On the 7th of each month Lucy hosts a tree watching meme on her Loose and Leafy blog. Although some bloggers have changed the trees they were observing after the first year I am sticking with my little witch hazel, Hamamelis vernalis ‘Amethyst’, partly as I only joined in the meme a few months ago, but also, as a very young tree it will be interesting to see how it changes as it grows, alongside its seasonal differences.
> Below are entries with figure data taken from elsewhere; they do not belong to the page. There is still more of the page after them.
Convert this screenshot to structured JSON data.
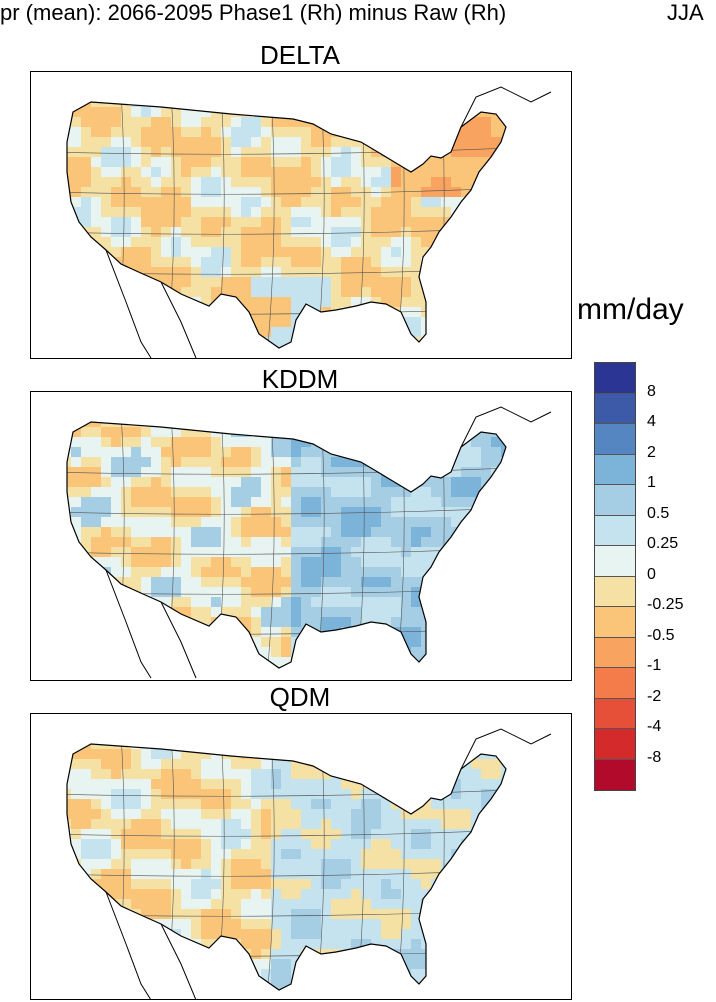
{
  "title": {
    "main": "pr (mean): 2066-2095 Phase1 (Rh) minus Raw (Rh)",
    "season": "JJA"
  },
  "panels": [
    {
      "name": "DELTA",
      "scheme": "warm"
    },
    {
      "name": "KDDM",
      "scheme": "cool"
    },
    {
      "name": "QDM",
      "scheme": "mixed"
    }
  ],
  "units": "mm/day",
  "colorbar": {
    "colors": [
      "#2a3594",
      "#3c5aa8",
      "#5586c2",
      "#7bb3d9",
      "#a5cde4",
      "#c4e3ef",
      "#e8f4f1",
      "#f5e1a4",
      "#fac579",
      "#f8a35f",
      "#f47b4a",
      "#e64f38",
      "#d42a2b",
      "#b20a2a"
    ],
    "labels": [
      "8",
      "4",
      "2",
      "1",
      "0.5",
      "0.25",
      "0",
      "-0.25",
      "-0.5",
      "-1",
      "-2",
      "-4",
      "-8"
    ]
  }
}
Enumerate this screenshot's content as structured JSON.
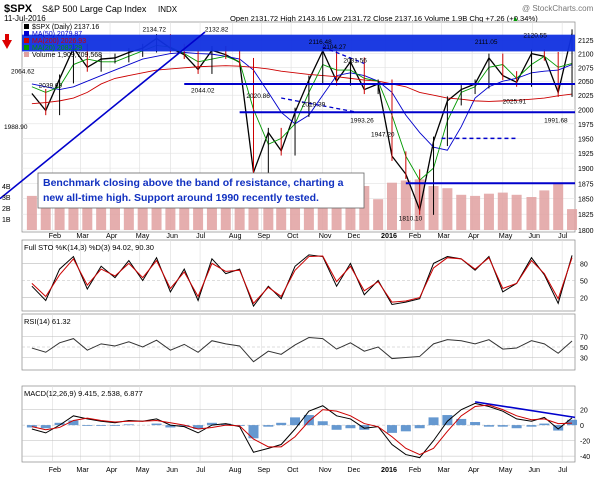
{
  "header": {
    "symbol": "$SPX",
    "description": "S&P 500 Large Cap Index",
    "exchange": "INDX",
    "watermark": "@ StockCharts.com",
    "date": "11-Jul-2016",
    "ohlc": "Open 2131.72  High 2143.16  Low 2131.72  Close 2137.16  Volume 1.9B  Chg +7.26 (+0.34%)",
    "up_arrow": "▲"
  },
  "legend": {
    "price": "$SPX (Daily) 2137.16",
    "ma50": "MA(50) 2079.87",
    "ma200": "MA(200) 2026.93",
    "ma20": "MA(20) 2082.29",
    "volume": "Volume 1,909,709,568"
  },
  "annotation": {
    "text_line1": "Benchmark closing above the band of resistance, charting a",
    "text_line2": "new all-time high. Support around 1990 recently tested."
  },
  "colors": {
    "price_up": "#000000",
    "price_down": "#cc0000",
    "ma50": "#0000cc",
    "ma200": "#cc0000",
    "ma20": "#009900",
    "volume": "#e0a0a0",
    "annotation_lines": "#0000cc",
    "band_fill": "#1030e0",
    "sto_k": "#000000",
    "sto_d": "#cc0000",
    "macd": "#000000",
    "signal": "#cc0000",
    "histogram": "#4a86c8"
  },
  "chart_data": [
    {
      "type": "line",
      "panel": "price",
      "title": "$SPX (Daily) 2137.16",
      "scale": "log",
      "ylim": [
        1800,
        2155
      ],
      "y_ticks": [
        1800,
        1825,
        1850,
        1875,
        1900,
        1925,
        1950,
        1975,
        2000,
        2025,
        2050,
        2075,
        2100,
        2125
      ],
      "x": [
        "2015-01-12",
        "2015-01-26",
        "2015-02-09",
        "2015-02-23",
        "2015-03-09",
        "2015-03-23",
        "2015-04-06",
        "2015-04-20",
        "2015-05-04",
        "2015-05-18",
        "2015-06-01",
        "2015-06-15",
        "2015-06-29",
        "2015-07-13",
        "2015-07-27",
        "2015-08-10",
        "2015-08-24",
        "2015-09-08",
        "2015-09-21",
        "2015-10-05",
        "2015-10-19",
        "2015-11-02",
        "2015-11-16",
        "2015-11-30",
        "2015-12-14",
        "2015-12-28",
        "2016-01-11",
        "2016-01-25",
        "2016-02-08",
        "2016-02-22",
        "2016-03-07",
        "2016-03-21",
        "2016-04-04",
        "2016-04-18",
        "2016-05-02",
        "2016-05-16",
        "2016-05-31",
        "2016-06-13",
        "2016-06-27",
        "2016-07-11"
      ],
      "series": [
        {
          "name": "$SPX",
          "values": [
            2028,
            1998,
            2054,
            2110,
            2075,
            2090,
            2092,
            2102,
            2110,
            2128,
            2110,
            2098,
            2071,
            2106,
            2098,
            2084,
            1893,
            1960,
            1929,
            1995,
            2052,
            2105,
            2050,
            2085,
            2035,
            2045,
            1920,
            1890,
            1832,
            1945,
            2015,
            2035,
            2045,
            2092,
            2060,
            2048,
            2100,
            2095,
            2030,
            2137
          ]
        },
        {
          "name": "MA(50) 2079.87",
          "values": [
            2045,
            2040,
            2035,
            2040,
            2050,
            2060,
            2070,
            2080,
            2090,
            2095,
            2100,
            2102,
            2100,
            2099,
            2095,
            2090,
            2070,
            2030,
            1995,
            1975,
            1990,
            2025,
            2060,
            2065,
            2060,
            2050,
            2030,
            1990,
            1960,
            1935,
            1930,
            1970,
            2020,
            2040,
            2050,
            2055,
            2065,
            2068,
            2070,
            2080
          ]
        },
        {
          "name": "MA(200) 2026.93",
          "values": [
            2010,
            2012,
            2015,
            2020,
            2030,
            2045,
            2055,
            2060,
            2065,
            2070,
            2072,
            2074,
            2076,
            2077,
            2078,
            2077,
            2075,
            2072,
            2068,
            2065,
            2062,
            2060,
            2058,
            2055,
            2052,
            2050,
            2045,
            2040,
            2030,
            2025,
            2020,
            2018,
            2015,
            2014,
            2015,
            2016,
            2018,
            2020,
            2024,
            2027
          ]
        },
        {
          "name": "MA(20) 2082.29",
          "values": [
            2040,
            2030,
            2040,
            2080,
            2090,
            2085,
            2085,
            2095,
            2105,
            2115,
            2112,
            2100,
            2085,
            2090,
            2095,
            2085,
            2000,
            1940,
            1950,
            1975,
            2030,
            2080,
            2070,
            2070,
            2055,
            2050,
            1990,
            1920,
            1880,
            1900,
            1980,
            2030,
            2040,
            2075,
            2080,
            2055,
            2080,
            2095,
            2075,
            2082
          ]
        },
        {
          "name": "Volume 1,909,709,568",
          "values": [
            3.1,
            3.3,
            3.0,
            2.8,
            3.2,
            3.0,
            2.7,
            3.0,
            3.1,
            2.8,
            2.9,
            3.0,
            3.4,
            2.8,
            3.0,
            2.9,
            4.6,
            3.8,
            3.5,
            3.2,
            3.4,
            3.3,
            3.6,
            3.9,
            4.0,
            2.8,
            4.3,
            4.5,
            4.6,
            4.0,
            3.8,
            3.2,
            3.1,
            3.3,
            3.4,
            3.2,
            3.0,
            3.6,
            4.3,
            1.9
          ]
        }
      ],
      "volume_ticks": [
        {
          "label": "4B",
          "value": 4
        },
        {
          "label": "3B",
          "value": 3
        },
        {
          "label": "2B",
          "value": 2
        },
        {
          "label": "1B",
          "value": 1
        }
      ],
      "band": {
        "low": 2104,
        "high": 2135
      },
      "support_levels": [
        2045,
        1995
      ],
      "level_1875": 1875,
      "dashed_level": 1950,
      "value_labels": [
        {
          "text": "2134.72",
          "x": "2015-05-18",
          "y": 2141
        },
        {
          "text": "2132.82",
          "x": "2015-07-20",
          "y": 2141
        },
        {
          "text": "2116.48",
          "x": "2015-11-02",
          "y": 2118
        },
        {
          "text": "2104.27",
          "x": "2015-11-16",
          "y": 2108
        },
        {
          "text": "2081.56",
          "x": "2015-12-07",
          "y": 2084
        },
        {
          "text": "2111.05",
          "x": "2016-04-18",
          "y": 2118
        },
        {
          "text": "2120.55",
          "x": "2016-06-06",
          "y": 2130
        },
        {
          "text": "2064.62",
          "x": "2015-01-05",
          "y": 2064
        },
        {
          "text": "2039.69",
          "x": "2015-02-02",
          "y": 2039
        },
        {
          "text": "2044.02",
          "x": "2015-07-06",
          "y": 2030
        },
        {
          "text": "2020.86",
          "x": "2015-08-31",
          "y": 2020
        },
        {
          "text": "2019.39",
          "x": "2015-10-26",
          "y": 2005
        },
        {
          "text": "1993.26",
          "x": "2015-12-14",
          "y": 1977
        },
        {
          "text": "1947.20",
          "x": "2016-01-04",
          "y": 1953
        },
        {
          "text": "2025.91",
          "x": "2016-05-16",
          "y": 2010
        },
        {
          "text": "1991.68",
          "x": "2016-06-27",
          "y": 1977
        },
        {
          "text": "1988.90",
          "x": "2014-12-29",
          "y": 1966
        },
        {
          "text": "1810.10",
          "x": "2016-02-01",
          "y": 1815
        }
      ]
    },
    {
      "type": "line",
      "panel": "stochastics",
      "title": "Full STO %K(14,3) %D(3) 94.02, 90.30",
      "ylim": [
        0,
        100
      ],
      "y_ticks": [
        20,
        50,
        80
      ],
      "x": [
        "2015-01-12",
        "2015-01-26",
        "2015-02-09",
        "2015-02-23",
        "2015-03-09",
        "2015-03-23",
        "2015-04-06",
        "2015-04-20",
        "2015-05-04",
        "2015-05-18",
        "2015-06-01",
        "2015-06-15",
        "2015-06-29",
        "2015-07-13",
        "2015-07-27",
        "2015-08-10",
        "2015-08-24",
        "2015-09-08",
        "2015-09-21",
        "2015-10-05",
        "2015-10-19",
        "2015-11-02",
        "2015-11-16",
        "2015-11-30",
        "2015-12-14",
        "2015-12-28",
        "2016-01-11",
        "2016-01-25",
        "2016-02-08",
        "2016-02-22",
        "2016-03-07",
        "2016-03-21",
        "2016-04-04",
        "2016-04-18",
        "2016-05-02",
        "2016-05-16",
        "2016-05-31",
        "2016-06-13",
        "2016-06-27",
        "2016-07-11"
      ],
      "series": [
        {
          "name": "%K",
          "values": [
            40,
            15,
            70,
            92,
            35,
            75,
            55,
            85,
            50,
            90,
            30,
            70,
            15,
            88,
            62,
            70,
            5,
            40,
            18,
            75,
            95,
            92,
            40,
            80,
            25,
            50,
            8,
            12,
            18,
            80,
            92,
            88,
            68,
            92,
            30,
            45,
            90,
            60,
            10,
            94
          ]
        },
        {
          "name": "%D",
          "values": [
            45,
            22,
            60,
            88,
            42,
            70,
            58,
            80,
            55,
            85,
            36,
            65,
            22,
            80,
            66,
            68,
            10,
            38,
            22,
            68,
            92,
            93,
            48,
            75,
            32,
            48,
            12,
            14,
            20,
            72,
            90,
            88,
            70,
            90,
            36,
            45,
            85,
            62,
            18,
            90
          ]
        }
      ]
    },
    {
      "type": "line",
      "panel": "rsi",
      "title": "RSI(14) 61.32",
      "ylim": [
        10,
        90
      ],
      "y_ticks": [
        30,
        50,
        70
      ],
      "x": [
        "2015-01-12",
        "2015-01-26",
        "2015-02-09",
        "2015-02-23",
        "2015-03-09",
        "2015-03-23",
        "2015-04-06",
        "2015-04-20",
        "2015-05-04",
        "2015-05-18",
        "2015-06-01",
        "2015-06-15",
        "2015-06-29",
        "2015-07-13",
        "2015-07-27",
        "2015-08-10",
        "2015-08-24",
        "2015-09-08",
        "2015-09-21",
        "2015-10-05",
        "2015-10-19",
        "2015-11-02",
        "2015-11-16",
        "2015-11-30",
        "2015-12-14",
        "2015-12-28",
        "2016-01-11",
        "2016-01-25",
        "2016-02-08",
        "2016-02-22",
        "2016-03-07",
        "2016-03-21",
        "2016-04-04",
        "2016-04-18",
        "2016-05-02",
        "2016-05-16",
        "2016-05-31",
        "2016-06-13",
        "2016-06-27",
        "2016-07-11"
      ],
      "series": [
        {
          "name": "RSI(14)",
          "values": [
            48,
            40,
            58,
            66,
            44,
            56,
            52,
            60,
            50,
            63,
            44,
            55,
            40,
            62,
            56,
            52,
            22,
            42,
            36,
            54,
            68,
            66,
            46,
            58,
            42,
            50,
            28,
            30,
            32,
            56,
            64,
            62,
            56,
            64,
            46,
            48,
            62,
            56,
            38,
            61.32
          ]
        }
      ]
    },
    {
      "type": "line",
      "panel": "macd",
      "title": "MACD(12,26,9) 9.415, 2.538, 6.877",
      "ylim": [
        -45,
        35
      ],
      "y_ticks": [
        -40,
        -20,
        0,
        20
      ],
      "x": [
        "2015-01-12",
        "2015-01-26",
        "2015-02-09",
        "2015-02-23",
        "2015-03-09",
        "2015-03-23",
        "2015-04-06",
        "2015-04-20",
        "2015-05-04",
        "2015-05-18",
        "2015-06-01",
        "2015-06-15",
        "2015-06-29",
        "2015-07-13",
        "2015-07-27",
        "2015-08-10",
        "2015-08-24",
        "2015-09-08",
        "2015-09-21",
        "2015-10-05",
        "2015-10-19",
        "2015-11-02",
        "2015-11-16",
        "2015-11-30",
        "2015-12-14",
        "2015-12-28",
        "2016-01-11",
        "2016-01-25",
        "2016-02-08",
        "2016-02-22",
        "2016-03-07",
        "2016-03-21",
        "2016-04-04",
        "2016-04-18",
        "2016-05-02",
        "2016-05-16",
        "2016-05-31",
        "2016-06-13",
        "2016-06-27",
        "2016-07-11"
      ],
      "series": [
        {
          "name": "MACD",
          "values": [
            -5,
            -10,
            0,
            12,
            8,
            5,
            3,
            6,
            5,
            8,
            0,
            -2,
            -10,
            0,
            2,
            -2,
            -35,
            -30,
            -25,
            -5,
            18,
            25,
            12,
            8,
            -4,
            -2,
            -25,
            -38,
            -42,
            -20,
            5,
            20,
            28,
            24,
            18,
            8,
            5,
            10,
            -5,
            9.415
          ]
        },
        {
          "name": "Signal",
          "values": [
            -2,
            -6,
            -3,
            6,
            9,
            6,
            4,
            5,
            5,
            6,
            3,
            0,
            -5,
            -3,
            0,
            -1,
            -18,
            -28,
            -28,
            -15,
            5,
            20,
            18,
            12,
            2,
            -2,
            -15,
            -30,
            -38,
            -30,
            -8,
            12,
            24,
            26,
            20,
            12,
            7,
            8,
            2,
            2.538
          ]
        },
        {
          "name": "Histogram",
          "values": [
            -3,
            -4,
            3,
            6,
            -1,
            -1,
            -1,
            1,
            0,
            2,
            -3,
            -2,
            -5,
            3,
            2,
            -1,
            -17,
            -2,
            3,
            10,
            13,
            5,
            -6,
            -4,
            -6,
            0,
            -10,
            -8,
            -4,
            10,
            13,
            8,
            4,
            -2,
            -2,
            -4,
            -2,
            2,
            -7,
            6.877
          ]
        }
      ]
    }
  ],
  "x_axis_labels": [
    "Feb",
    "Mar",
    "Apr",
    "May",
    "Jun",
    "Jul",
    "Aug",
    "Sep",
    "Oct",
    "Nov",
    "Dec",
    "2016",
    "Feb",
    "Mar",
    "Apr",
    "May",
    "Jun",
    "Jul"
  ],
  "x_axis_dates": [
    "2015-02-02",
    "2015-03-02",
    "2015-04-01",
    "2015-05-01",
    "2015-06-01",
    "2015-07-01",
    "2015-08-03",
    "2015-09-01",
    "2015-10-01",
    "2015-11-02",
    "2015-12-01",
    "2016-01-04",
    "2016-02-01",
    "2016-03-01",
    "2016-04-01",
    "2016-05-02",
    "2016-06-01",
    "2016-07-01"
  ],
  "x_range": [
    "2015-01-02",
    "2016-07-14"
  ]
}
It is now fully in flower, and this picture shows clearly how the tissue paper like shreds burst from the little round buds which grow in clusters of about three – is it always three? Something to check on my next ramble… The flowers are noticeably smaller than those on my other witch hazels, at least half the size of the longest ones like Harry and Jelena – and let’s be honest, they are more pink than the purple their name suggests but hey, she’s still a pretty young thing and will break a few hearts when she grows up. Give her another 10 years…..
A picture of the whole tree shows there is still one dried leaf clinging on tightly – a gentle tug does not remove it and I don’t want to try yanking it. What does need to be removed is the stake which is tied quite tightly to the stem with tape. As the plant was freshly dug for me (literally) by Bluebell Nurseries it probably needed the cane to support it in the open field it came from, but it is more sheltered here and a little bit of wind-sway will strengthen the stem. It should be safe in its position at the edge of the paved area and in view of the kitchen window, as there little risk of us brushing past it roughly.
Observing Amethyst regularly for this meme has made me even more observant of my other witch hazels. I have especially noticed the variation in flowering times, and checking back on earlier posts can see that there is no consistent order of flowering, with Arnold Promise sometimes being the first and sometimes the last. It is fully in flower now (below left), just behind Ruby Glow (below right) which is slowly beginning to glow, serendipitously shown here with Cornus Midwinter Fire glowing brightly in the background. Much as I love my white preciouses it’s so lovely to have this winter colour, and hopefully the witch hazels will still be flowering this time next month too.